Figure 3. FRMD8 binds to the iRhom2 N-terminus.

(A) Schematic representation of truncated human iRhom2 constructs used in (B–E). (B, C) Lysates and anti-HA immunoprecipitation (HA-IP) from HEK293T cells transiently co-transfected with FRMD8-V5 and either empty vector (vect) or truncated human iRhom2-3xHA constructs were immunoblotted for V5 and HA. (D) iRhom1/2 double knockout HEK293T cells stably expressing empty vector (vect) or human iRhom2-3xHA constructs were transiently transfected with alkaline phosphatase (AP)-tagged AREG and then incubated with 200 nM PMA or with DMSO for 30 min. AP activity was measured in supernatants and cell lysates. Each experiment was performed in biological triplicates. The results of three independent shedding experiments are shown. Statistical analysis was performed using a Mann-Whitney test. ****=p value<0.0001. (E) Lysates from iRhom1/2 double knockout HEK293T cells transiently transfected with empty vector (vect) or human iRhom2-3xHA constructs were immunoblotted for ADAM17 and HA.

Figure 3—figure supplement 1. A) Amino acid sequence alignment of human and mouse iRhom2 N-terminal region using Clustal Omega.

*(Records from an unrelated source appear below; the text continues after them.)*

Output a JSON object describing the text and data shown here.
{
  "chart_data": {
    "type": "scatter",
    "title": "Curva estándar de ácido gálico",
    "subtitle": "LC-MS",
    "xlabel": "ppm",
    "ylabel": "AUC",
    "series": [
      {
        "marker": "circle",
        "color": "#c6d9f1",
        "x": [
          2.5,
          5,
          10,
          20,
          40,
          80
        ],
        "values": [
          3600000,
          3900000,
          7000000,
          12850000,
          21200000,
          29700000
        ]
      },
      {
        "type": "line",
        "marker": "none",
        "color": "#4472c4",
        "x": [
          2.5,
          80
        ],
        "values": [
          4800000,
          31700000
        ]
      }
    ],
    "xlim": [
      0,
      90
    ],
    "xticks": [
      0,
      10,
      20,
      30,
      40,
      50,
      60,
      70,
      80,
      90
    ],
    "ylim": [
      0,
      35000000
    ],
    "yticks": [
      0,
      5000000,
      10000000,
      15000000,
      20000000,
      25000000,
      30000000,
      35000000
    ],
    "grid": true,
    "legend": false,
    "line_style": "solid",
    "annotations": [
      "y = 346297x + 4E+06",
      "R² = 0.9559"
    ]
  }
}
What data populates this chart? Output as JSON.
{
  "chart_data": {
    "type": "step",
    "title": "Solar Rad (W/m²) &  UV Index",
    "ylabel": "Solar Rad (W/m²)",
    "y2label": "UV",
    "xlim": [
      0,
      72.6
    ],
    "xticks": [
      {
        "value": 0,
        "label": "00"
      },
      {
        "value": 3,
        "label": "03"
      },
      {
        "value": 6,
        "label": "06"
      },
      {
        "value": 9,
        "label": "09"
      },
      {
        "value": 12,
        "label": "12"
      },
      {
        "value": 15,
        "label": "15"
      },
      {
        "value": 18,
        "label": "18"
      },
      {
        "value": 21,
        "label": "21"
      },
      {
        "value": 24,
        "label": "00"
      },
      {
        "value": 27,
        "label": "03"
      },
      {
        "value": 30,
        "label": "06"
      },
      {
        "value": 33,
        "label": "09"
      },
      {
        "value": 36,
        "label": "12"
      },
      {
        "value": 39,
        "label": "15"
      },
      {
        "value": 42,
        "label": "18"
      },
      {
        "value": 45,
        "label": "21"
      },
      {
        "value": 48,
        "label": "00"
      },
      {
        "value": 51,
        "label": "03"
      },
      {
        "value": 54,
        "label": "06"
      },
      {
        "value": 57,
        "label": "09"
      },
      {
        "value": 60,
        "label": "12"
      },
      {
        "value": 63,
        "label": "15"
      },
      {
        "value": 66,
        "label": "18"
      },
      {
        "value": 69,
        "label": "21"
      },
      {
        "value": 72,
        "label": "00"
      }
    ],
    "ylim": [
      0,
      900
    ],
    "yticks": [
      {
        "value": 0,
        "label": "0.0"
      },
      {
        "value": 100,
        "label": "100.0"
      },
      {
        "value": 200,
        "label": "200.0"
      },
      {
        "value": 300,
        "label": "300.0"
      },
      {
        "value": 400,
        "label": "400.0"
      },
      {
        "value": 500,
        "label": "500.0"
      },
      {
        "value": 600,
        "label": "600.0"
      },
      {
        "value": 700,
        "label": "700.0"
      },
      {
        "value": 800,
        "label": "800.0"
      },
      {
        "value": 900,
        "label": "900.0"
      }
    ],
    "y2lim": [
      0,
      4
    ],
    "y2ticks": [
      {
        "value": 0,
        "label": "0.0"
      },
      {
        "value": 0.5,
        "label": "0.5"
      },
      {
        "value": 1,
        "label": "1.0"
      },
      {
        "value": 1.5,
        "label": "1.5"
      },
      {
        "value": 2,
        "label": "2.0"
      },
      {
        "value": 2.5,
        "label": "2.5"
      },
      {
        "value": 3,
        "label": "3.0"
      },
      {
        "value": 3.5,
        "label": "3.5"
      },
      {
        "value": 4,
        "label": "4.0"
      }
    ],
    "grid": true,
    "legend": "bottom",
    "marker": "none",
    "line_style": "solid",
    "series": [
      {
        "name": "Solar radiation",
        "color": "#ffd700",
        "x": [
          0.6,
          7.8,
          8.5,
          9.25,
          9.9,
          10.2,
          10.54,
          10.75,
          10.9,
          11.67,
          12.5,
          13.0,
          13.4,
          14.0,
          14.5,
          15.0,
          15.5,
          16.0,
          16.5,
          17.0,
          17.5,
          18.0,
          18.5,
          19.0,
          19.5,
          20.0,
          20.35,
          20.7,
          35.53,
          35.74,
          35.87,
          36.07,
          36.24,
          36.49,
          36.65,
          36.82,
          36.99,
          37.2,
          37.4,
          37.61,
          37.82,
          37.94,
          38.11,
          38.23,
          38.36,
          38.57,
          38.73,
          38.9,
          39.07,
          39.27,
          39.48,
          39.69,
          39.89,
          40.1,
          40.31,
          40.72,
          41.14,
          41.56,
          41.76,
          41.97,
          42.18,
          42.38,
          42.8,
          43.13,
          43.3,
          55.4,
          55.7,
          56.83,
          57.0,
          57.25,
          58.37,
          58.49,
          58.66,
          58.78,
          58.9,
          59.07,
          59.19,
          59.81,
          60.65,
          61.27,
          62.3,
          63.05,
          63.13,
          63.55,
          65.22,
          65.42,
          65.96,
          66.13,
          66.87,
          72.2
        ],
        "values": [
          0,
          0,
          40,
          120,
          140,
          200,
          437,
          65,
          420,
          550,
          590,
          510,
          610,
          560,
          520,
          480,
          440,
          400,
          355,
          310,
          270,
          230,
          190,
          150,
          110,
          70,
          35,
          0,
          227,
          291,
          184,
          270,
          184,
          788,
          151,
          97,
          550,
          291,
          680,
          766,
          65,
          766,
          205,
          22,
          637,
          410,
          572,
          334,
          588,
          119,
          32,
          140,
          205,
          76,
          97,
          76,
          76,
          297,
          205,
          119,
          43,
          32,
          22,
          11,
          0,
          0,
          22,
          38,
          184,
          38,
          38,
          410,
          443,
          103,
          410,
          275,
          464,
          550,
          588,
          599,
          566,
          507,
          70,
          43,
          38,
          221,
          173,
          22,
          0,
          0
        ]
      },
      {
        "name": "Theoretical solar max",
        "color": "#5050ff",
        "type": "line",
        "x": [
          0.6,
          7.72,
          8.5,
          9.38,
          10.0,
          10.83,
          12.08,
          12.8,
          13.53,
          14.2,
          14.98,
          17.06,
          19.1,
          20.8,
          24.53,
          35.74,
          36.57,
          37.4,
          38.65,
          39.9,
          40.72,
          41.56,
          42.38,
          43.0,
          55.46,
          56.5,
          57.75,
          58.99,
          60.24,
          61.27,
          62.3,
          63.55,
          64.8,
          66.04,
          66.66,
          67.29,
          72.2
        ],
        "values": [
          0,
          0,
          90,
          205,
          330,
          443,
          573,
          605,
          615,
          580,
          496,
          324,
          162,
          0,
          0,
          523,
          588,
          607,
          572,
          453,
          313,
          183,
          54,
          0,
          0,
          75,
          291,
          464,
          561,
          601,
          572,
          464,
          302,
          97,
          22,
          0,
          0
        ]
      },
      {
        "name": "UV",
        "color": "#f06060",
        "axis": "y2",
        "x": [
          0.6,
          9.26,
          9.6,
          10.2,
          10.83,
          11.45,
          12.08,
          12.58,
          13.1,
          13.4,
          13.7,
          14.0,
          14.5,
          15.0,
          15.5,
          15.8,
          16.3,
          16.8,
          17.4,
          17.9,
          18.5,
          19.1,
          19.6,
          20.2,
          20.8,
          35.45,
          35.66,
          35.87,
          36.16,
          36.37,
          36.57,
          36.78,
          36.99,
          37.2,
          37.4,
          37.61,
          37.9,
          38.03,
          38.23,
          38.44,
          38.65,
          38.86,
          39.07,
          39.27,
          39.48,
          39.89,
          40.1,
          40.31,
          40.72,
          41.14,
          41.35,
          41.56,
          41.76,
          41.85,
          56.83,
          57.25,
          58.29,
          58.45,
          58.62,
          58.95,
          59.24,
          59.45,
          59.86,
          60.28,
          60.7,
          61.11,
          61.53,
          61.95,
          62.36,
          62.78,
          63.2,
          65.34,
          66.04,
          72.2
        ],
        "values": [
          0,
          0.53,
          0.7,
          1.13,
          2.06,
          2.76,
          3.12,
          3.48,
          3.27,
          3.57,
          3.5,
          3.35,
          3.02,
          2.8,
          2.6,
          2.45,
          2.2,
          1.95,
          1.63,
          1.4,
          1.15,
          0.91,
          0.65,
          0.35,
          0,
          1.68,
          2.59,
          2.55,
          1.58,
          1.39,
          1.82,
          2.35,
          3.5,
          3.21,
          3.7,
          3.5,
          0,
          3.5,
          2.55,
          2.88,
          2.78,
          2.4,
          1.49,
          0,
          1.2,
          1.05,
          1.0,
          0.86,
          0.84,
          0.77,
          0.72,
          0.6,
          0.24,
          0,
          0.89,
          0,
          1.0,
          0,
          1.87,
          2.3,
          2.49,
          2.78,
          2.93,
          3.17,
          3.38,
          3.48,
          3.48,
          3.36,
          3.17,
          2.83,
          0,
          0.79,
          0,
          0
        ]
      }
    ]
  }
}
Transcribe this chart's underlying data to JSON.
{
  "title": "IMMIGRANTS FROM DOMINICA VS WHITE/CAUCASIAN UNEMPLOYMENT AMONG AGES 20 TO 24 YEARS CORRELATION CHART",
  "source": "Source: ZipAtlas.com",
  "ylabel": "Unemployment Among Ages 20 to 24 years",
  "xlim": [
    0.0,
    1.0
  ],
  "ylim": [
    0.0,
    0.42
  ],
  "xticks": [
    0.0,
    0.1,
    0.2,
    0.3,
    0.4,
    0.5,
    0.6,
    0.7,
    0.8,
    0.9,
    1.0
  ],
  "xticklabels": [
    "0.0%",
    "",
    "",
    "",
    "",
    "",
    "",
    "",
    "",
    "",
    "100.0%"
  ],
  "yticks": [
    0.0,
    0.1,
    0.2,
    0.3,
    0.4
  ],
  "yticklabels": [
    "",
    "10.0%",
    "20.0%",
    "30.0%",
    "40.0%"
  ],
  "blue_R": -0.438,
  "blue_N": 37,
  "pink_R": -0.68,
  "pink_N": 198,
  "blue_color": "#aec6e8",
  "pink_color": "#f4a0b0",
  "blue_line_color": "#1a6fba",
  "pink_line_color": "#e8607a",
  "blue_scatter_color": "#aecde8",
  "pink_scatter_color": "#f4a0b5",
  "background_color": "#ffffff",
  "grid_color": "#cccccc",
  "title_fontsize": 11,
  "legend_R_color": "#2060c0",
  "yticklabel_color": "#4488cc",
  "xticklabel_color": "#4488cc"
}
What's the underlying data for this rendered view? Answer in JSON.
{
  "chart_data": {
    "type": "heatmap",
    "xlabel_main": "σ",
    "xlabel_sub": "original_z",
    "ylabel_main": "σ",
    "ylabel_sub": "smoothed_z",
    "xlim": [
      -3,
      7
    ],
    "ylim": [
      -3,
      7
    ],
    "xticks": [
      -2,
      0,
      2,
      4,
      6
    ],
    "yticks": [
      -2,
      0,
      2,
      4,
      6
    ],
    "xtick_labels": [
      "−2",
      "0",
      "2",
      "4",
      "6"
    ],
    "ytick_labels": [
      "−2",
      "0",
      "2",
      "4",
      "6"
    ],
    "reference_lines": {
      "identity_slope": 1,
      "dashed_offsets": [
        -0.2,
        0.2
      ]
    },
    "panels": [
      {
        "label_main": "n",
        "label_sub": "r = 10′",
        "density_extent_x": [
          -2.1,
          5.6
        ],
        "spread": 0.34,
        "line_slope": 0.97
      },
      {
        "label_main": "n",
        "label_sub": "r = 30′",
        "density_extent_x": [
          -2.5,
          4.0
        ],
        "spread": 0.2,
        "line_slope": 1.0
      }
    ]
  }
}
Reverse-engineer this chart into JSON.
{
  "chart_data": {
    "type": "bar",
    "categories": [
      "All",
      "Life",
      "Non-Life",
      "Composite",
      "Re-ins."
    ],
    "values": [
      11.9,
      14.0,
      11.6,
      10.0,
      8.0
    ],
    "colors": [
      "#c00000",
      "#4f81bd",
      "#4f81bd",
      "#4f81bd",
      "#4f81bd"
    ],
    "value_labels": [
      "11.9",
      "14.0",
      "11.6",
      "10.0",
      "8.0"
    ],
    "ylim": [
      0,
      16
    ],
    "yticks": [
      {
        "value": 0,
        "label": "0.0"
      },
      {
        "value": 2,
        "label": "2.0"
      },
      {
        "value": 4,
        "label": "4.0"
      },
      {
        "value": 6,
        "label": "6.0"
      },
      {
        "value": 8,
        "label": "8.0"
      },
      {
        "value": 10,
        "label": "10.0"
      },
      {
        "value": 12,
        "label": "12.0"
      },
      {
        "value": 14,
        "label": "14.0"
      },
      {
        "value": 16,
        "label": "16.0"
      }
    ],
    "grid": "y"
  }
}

The region required for FRMD8 binding is highlighted in red. Conserved phosphorylation sites that have been mutated to alanine in the iRhom2^pDEAD (Figure 10—figure supplement 1) are marked in yellow. Grey residues indicate additional phosphorylation sites that have been reported on PhosphoSitePlus (www.phosphosite.org). An asterisk (*) indicates positions which have a fully conserved residue, a colon (:) indicates strongly similar properties of the amino acids, and a period (.) indicates weakly similar properties according to the Clustal Omega tool. (B) Lysates and anti-HA immunoprecipitation (HA-IP) from HEK293T cells transiently transfected with FRMD8-V5 and either empty vector (vect), mouse iRhom2^WT (WT) or Rhom2^cub (Δ268) were immunoblotted for V5 and HA.